After 43 days of being the University of Hawai'i athletic director in waiting, the time between his selection and when he actually picked up the reins yesterday, Frazier was not in a mood to wait any longer than necessary.
"You'll find I don't like to waste time," Frazier said as he hustled aboard the van that would take him to UH to fulfill Day One of a three-year contract. "I like to get right to it." Indeed, on this day, patience would be a virtue saved for another time.
A 6 a.m. congratulatory phone call from the East Coast had awakened him, quickly stirring him to the welcome import of the day. But the realization that a new era was coming for both he and the athletic department had fully come the day before. "It hit me when I looked at that one-way ticket," Frazier said. "Then, I knew."
As he rode through traffic, staring ahead with an are-we-there-yet look, the 47-year-old Frazier said he had a while ago left behind whatever butterflies he might have felt, necessarily focusing on what would be a whirlwind day of meeting and greeting.
"I'm probably more anxious than nervous right now," Frazier said. "It's finally time to get going and I can't wait," he would say as the van entered the lower campus gate and he took note of Les Murakami Stadium and the football and soccer practice fields.
After talking with UH administrators and staffers via a cell phone for the better part of the last few weeks while wrapping up loose ends at Alabama-Birmingham and conducting U.S. Olympic Committee business, Frazier said he had come to "feel like" the AD even if he had yet to take possession of the keys to his office and discard the tag of "AD designate."
But "feeling like" the AD his new business cards proclaimed him to be and assuming actual hands-on control were two different sensations.

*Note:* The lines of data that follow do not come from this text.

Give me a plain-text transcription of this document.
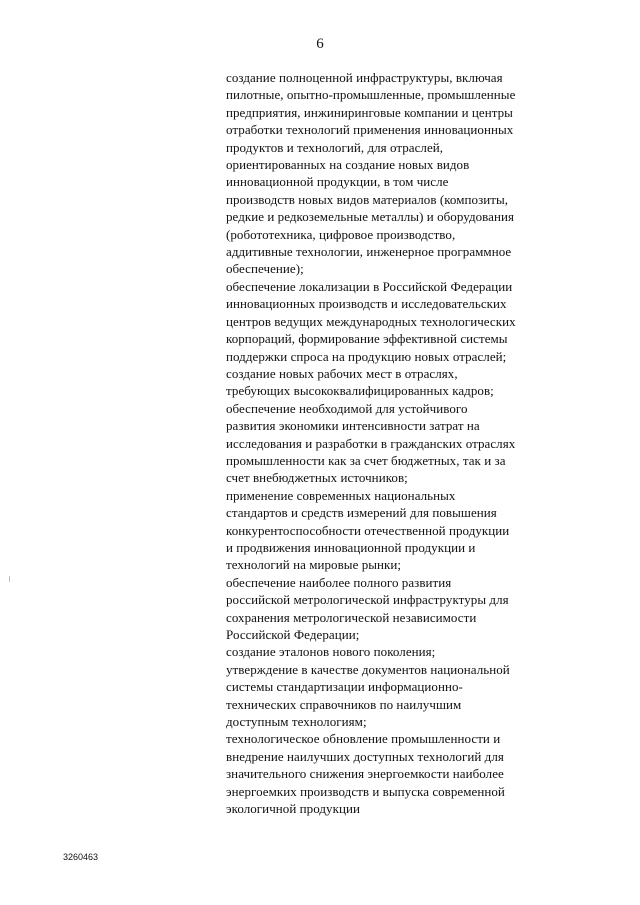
6
создание полноценной инфраструктуры, включая
пилотные, опытно-промышленные, промышленные
предприятия, инжиниринговые компании и центры
отработки технологий применения инновационных
продуктов и технологий, для отраслей,
ориентированных на создание новых видов
инновационной продукции, в том числе
производств новых видов материалов (композиты,
редкие и редкоземельные металлы) и оборудования
(робототехника, цифровое производство,
аддитивные технологии, инженерное программное
обеспечение);
обеспечение локализации в Российской Федерации
инновационных производств и исследовательских
центров ведущих международных технологических
корпораций, формирование эффективной системы
поддержки спроса на продукцию новых отраслей;
создание новых рабочих мест в отраслях,
требующих высококвалифицированных кадров;
обеспечение необходимой для устойчивого
развития экономики интенсивности затрат на
исследования и разработки в гражданских отраслях
промышленности как за счет бюджетных, так и за
счет внебюджетных источников;
применение современных национальных
стандартов и средств измерений для повышения
конкурентоспособности отечественной продукции
и продвижения инновационной продукции и
технологий на мировые рынки;
обеспечение наиболее полного развития
российской метрологической инфраструктуры для
сохранения метрологической независимости
Российской Федерации;
создание эталонов нового поколения;
утверждение в качестве документов национальной
системы стандартизации информационно-
технических справочников по наилучшим
доступным технологиям;
технологическое обновление промышленности и
внедрение наилучших доступных технологий для
значительного снижения энергоемкости наиболее
энергоемких производств и выпуска современной
экологичной продукции
3260463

Frazier would come to appreciate the difference at 7:54 a.m. when he stepped from the van and straight into the view finder of a newspaper photographer there to document the occasion.
As word of his arrival began to spread through the athletic department, Frazier stopped suddenly just inside the main door and pondered which hallway to take to his office.
Assured of the direction, it had finally come time to settle into the recently refurbished Room 105 of the athletic complex from where all the ADs of UH's quarter century of Division I-A membership, Ray Nagel, Stan Sheriff and, for the last nine-plus years, Hugh Yoshida, had operated before him.
There he would settle into the chair as if certifying the arrival as official and complete. Then, he gazed over a desktop already containing two stacks of papers.
One of his first acts would be to draw open the blinds and peer out at his domain. "I need to see what's going on out there," Frazier said. "I need to start getting a feel for this place."
Like the empty shelves and the nearly barren walls of the office that greeted him, the 19-sport athletic program is also now Frazier's to make of what he might.
In the meantime, if Frazier brought an inquiring mind and a resolve to build upon the successes of his predecessors, he also arrived with a sense of humor they would undoubtedly counsel him to hang onto.
Upon being greeted by associate AD Jim Donovan, Frazier quipped: "Hey, Jim, how are you doing? Do you have any spare change in your pocket to help with the budget?"
After waiting this long to finally step into his new job, it seemed even the unusually-daunting task of confronting the budget was something Frazier was in a hurry to take on.